Caught in the gears are buyers like the Diehls, who planned to live part-time in their new condo. In 2022, they signed a contract for €839,580 ($921,000) to buy a home at the Valley Collection development, about 15 miles outside of Málaga, just as construction was getting underway. Once completed, the transaction would close, allowing the couple to proceed with their residency application. The Diehls submitted the application last month, just as the apartment was being completed. Their lawyer told them that while there has been a slowdown in the approval process lately, they should be approved since their application met all requirements. But if not, they’ll likely sell the unit and take a loss.
“You can’t imagine how stressful this has been,” Mrs. Diehl said. “We’re jumping off the cliff and hoping it’s all gonna work out.”
Alvaro Hernandez and his wife, Alicia, had long toyed with the idea of moving to Spain, concerned about rising crime in their native Mexico. They thought Madrid would be ideal thanks to its sizable Mexican expatriate community. Last September, the Hernandezes toured a few places in the Spanish capital but held back on making an offer because prices were too high. When the government declared it was ending the golden visa program, the couple scrambled and bought a four-bedroom condo in Madrid’s Chamberí neighborhood for €1.8 million ($1.95 million). Just before Christmas, they filed for the visa. If it is denied, they’ll sell the unit quickly and move out of the country.
“This was a lot of money. We made the purchase in a rush to get the paperwork,” said Mr. Hernandez, 36, who runs a company that builds software for mobile apps. “Now we are in this strange, stressful standby situation.”

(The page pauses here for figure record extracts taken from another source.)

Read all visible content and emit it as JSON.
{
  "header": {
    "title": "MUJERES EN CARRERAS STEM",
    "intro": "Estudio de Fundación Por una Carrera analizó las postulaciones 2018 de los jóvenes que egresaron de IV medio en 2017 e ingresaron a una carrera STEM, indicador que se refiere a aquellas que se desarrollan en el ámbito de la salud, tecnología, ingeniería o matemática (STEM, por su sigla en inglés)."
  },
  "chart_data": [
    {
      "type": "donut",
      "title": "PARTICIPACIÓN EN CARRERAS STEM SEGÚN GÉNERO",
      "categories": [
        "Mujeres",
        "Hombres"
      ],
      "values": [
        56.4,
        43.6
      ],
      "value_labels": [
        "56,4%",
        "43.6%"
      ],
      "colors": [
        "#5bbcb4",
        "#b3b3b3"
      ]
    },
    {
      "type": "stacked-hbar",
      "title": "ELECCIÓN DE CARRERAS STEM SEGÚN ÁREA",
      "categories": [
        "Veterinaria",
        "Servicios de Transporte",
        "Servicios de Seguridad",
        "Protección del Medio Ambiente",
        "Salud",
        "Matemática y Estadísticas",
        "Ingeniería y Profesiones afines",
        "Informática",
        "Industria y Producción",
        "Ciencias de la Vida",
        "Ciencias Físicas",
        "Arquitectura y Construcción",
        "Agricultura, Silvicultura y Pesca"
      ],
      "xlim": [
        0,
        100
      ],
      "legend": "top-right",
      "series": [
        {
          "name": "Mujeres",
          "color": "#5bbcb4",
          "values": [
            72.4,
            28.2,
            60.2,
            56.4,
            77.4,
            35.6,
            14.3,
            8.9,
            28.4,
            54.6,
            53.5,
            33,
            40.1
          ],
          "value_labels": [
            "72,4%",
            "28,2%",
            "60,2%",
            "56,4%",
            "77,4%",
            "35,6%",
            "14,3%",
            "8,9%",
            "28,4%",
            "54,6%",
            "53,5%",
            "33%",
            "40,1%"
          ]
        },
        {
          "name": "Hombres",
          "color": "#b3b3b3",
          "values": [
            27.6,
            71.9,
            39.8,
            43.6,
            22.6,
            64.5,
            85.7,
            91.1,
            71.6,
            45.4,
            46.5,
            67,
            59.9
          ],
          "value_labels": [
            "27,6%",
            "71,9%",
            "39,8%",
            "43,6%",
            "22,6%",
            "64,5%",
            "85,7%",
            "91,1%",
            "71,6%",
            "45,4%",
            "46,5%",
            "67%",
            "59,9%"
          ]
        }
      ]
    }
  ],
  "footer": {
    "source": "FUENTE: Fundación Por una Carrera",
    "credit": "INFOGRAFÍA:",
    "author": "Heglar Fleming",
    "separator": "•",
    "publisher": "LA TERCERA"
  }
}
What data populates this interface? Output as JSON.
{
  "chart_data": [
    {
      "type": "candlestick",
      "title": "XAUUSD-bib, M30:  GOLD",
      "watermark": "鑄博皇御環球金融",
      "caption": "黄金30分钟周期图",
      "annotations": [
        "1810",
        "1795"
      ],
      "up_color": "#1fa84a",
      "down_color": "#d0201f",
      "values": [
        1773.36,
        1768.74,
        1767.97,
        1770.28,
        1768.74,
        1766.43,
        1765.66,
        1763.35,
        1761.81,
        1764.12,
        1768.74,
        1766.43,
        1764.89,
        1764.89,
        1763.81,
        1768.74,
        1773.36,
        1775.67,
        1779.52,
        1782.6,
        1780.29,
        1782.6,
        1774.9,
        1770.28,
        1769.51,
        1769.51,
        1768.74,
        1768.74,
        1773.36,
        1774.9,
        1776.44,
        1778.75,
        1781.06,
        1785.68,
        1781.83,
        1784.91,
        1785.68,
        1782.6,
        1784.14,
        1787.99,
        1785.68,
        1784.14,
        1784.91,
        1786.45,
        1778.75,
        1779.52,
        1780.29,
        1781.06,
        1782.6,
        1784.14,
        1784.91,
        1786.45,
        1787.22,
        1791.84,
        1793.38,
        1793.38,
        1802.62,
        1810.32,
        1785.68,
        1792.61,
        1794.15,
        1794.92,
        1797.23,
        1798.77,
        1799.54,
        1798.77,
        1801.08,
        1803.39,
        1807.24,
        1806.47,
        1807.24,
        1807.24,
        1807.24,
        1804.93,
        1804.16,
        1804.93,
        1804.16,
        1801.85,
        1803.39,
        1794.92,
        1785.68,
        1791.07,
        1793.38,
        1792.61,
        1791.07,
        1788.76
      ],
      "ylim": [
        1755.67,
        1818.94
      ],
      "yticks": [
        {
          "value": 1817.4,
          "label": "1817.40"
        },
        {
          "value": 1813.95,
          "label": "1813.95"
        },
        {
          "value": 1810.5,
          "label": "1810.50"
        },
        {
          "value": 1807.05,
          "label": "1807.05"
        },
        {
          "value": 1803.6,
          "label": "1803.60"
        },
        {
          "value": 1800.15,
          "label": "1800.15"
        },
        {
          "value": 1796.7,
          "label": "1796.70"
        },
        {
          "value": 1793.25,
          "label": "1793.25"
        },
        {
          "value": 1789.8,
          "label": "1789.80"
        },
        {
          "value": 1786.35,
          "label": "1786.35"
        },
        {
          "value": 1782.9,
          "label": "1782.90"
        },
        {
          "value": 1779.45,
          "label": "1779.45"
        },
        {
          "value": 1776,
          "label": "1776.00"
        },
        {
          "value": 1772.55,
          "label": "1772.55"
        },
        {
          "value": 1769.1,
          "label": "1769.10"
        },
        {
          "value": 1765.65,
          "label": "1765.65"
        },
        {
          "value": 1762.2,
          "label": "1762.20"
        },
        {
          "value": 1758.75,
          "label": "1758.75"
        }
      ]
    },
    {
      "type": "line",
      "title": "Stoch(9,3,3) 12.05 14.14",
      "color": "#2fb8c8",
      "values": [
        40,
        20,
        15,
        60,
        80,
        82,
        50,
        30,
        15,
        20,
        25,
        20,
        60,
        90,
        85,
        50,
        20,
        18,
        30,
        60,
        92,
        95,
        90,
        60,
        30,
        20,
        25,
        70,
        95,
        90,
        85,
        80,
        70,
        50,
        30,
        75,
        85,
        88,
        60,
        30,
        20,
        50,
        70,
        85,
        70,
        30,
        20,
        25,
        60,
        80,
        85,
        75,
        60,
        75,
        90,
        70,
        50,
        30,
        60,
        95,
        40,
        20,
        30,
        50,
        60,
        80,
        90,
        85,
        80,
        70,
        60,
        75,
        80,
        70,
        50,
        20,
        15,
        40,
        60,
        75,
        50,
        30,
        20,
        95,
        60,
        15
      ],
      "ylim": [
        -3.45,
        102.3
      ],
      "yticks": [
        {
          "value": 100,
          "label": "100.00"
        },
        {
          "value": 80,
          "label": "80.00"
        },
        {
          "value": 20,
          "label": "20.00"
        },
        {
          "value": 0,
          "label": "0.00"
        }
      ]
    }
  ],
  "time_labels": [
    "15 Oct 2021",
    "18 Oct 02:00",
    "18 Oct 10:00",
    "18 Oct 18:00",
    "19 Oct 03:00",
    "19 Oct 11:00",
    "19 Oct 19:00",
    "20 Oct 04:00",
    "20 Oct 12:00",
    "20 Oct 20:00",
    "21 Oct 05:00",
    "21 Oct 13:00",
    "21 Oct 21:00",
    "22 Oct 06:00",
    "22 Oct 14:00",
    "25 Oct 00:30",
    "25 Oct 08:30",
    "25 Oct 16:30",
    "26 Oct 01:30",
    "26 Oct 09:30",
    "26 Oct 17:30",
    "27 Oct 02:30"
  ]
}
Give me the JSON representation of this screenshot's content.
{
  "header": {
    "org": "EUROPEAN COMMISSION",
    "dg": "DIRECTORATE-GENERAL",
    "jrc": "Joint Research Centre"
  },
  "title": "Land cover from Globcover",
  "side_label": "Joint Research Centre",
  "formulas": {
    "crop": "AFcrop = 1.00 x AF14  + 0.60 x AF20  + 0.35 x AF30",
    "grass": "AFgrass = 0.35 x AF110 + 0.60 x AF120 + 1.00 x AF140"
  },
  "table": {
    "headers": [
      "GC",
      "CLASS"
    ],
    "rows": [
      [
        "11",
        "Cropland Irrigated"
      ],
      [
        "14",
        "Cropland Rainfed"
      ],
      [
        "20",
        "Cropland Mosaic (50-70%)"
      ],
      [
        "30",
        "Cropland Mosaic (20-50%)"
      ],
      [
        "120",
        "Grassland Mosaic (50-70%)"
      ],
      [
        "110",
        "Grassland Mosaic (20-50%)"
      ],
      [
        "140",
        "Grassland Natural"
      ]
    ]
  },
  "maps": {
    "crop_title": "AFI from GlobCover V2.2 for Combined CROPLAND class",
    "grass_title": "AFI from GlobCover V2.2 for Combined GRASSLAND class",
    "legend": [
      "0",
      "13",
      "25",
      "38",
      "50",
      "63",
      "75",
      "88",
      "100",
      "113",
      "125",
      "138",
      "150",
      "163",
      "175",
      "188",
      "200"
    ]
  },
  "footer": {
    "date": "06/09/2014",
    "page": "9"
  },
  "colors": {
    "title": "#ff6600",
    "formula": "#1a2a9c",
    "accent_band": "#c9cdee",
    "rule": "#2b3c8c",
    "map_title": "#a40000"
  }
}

Others have managed to overcome the obstacles. Michael Schatman, a native of New Jersey, chose to move to Spain after his son studied abroad in Madrid. He could continue his work as a pain-management researcher remotely. “I was just so disgusted by the country and Trumpism,” Mr. Schatman, 65, said. “I thought, I need to get out of here.”
He quickly made an offer last October for a house near the Mediterranean Sea in Xàbia, about 70 miles south of Valencia. The deal collapsed when the seller fell ill. A week later, he went under contract on a different home for €960,000 ($1.03 million), €100,000 more than he’d initially budgeted.
“I was rushing through,” Mr. Schatman said. “I felt like I had to do this, if I wanted the golden visa.”
But it was worth it. Mr. Schatman received his visa about two months after his sale closed in November. These days, he works in the mornings before the United States wakes up. In the afternoons, he hikes on nearby mountains. “I love the weather. I love the ocean. I love the views,” he said. “I’m looking at the ocean right now and can see Ibiza — it’s nuts.”